また、作業員が健康障害を引き起こさないためにも、1カ月以内ごとに「予防装置」を点検することも欠かせません。
予防措置には、有害物質の近くに置いて気流をつくる「局所排気装置」、有害物質を挟む形で2カ所に穴を設け換気する「プッシュプル型換気装置」、有害物質を含む気体を無害化・無臭化するための「排ガス処理装置」などがあります。

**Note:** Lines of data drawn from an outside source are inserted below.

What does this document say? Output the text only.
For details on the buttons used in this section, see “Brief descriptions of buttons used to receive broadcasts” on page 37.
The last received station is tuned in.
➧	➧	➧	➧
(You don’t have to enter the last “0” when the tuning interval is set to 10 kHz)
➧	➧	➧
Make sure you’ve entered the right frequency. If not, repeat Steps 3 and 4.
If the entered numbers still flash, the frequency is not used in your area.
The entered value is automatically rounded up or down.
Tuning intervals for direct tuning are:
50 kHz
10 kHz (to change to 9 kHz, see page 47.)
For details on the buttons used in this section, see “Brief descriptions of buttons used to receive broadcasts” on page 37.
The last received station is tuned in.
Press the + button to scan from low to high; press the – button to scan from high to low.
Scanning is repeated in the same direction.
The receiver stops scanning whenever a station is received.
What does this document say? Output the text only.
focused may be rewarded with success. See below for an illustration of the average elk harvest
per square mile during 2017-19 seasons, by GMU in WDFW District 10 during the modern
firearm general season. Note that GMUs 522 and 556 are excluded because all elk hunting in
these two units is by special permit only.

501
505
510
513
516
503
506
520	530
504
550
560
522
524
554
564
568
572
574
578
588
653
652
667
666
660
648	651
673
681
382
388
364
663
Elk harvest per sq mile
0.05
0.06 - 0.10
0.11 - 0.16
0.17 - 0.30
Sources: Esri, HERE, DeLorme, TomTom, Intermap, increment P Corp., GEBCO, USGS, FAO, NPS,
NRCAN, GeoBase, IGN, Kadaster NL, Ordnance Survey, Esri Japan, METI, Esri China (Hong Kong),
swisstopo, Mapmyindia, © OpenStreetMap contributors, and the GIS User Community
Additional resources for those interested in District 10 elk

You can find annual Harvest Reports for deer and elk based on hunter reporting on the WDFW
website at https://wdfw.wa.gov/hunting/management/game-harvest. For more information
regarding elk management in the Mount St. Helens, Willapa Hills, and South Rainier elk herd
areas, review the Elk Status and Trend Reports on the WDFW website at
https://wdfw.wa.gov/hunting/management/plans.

「特定化学物質及び四アルキル鉛等作業主任者」資格を取得する方法とは?
特定化学物質作業主任者及び四アルキル鉛等作業主任者の資格は、「特定化学物質及び四アルキル鉛等作業主任者技能講習」を受講することで取得することが可能です。
講習期間は2日間で、「健康障害及びその予防措置に関する知識(4時間)」「保護具に関する知識(2時間)」「作業環境の改善方法に関する知識(4時間)」「関係法令(2時間)」で構成されています。
2日目の最後に修了試験が行われ、各科目の得点が満点中40%以上の得点率、及び、全科目の合計得点が満点中60%以上の得点率という条件を満たした場合に合格となります。
講習を受講するためには特に必要な資格はないので、未経験者でも取得しやすい資格といえるでしょう。
特定化学物質や四アルキル鉛などを扱う工場で働くことを検討している場合は、資格を取得しておくと有利になるはずです。
特定化学物質及び四アルキル鉛等作業主任者技能講習は、公益財団法人東京労働基準協会連合会のホームページから申し込むことができます。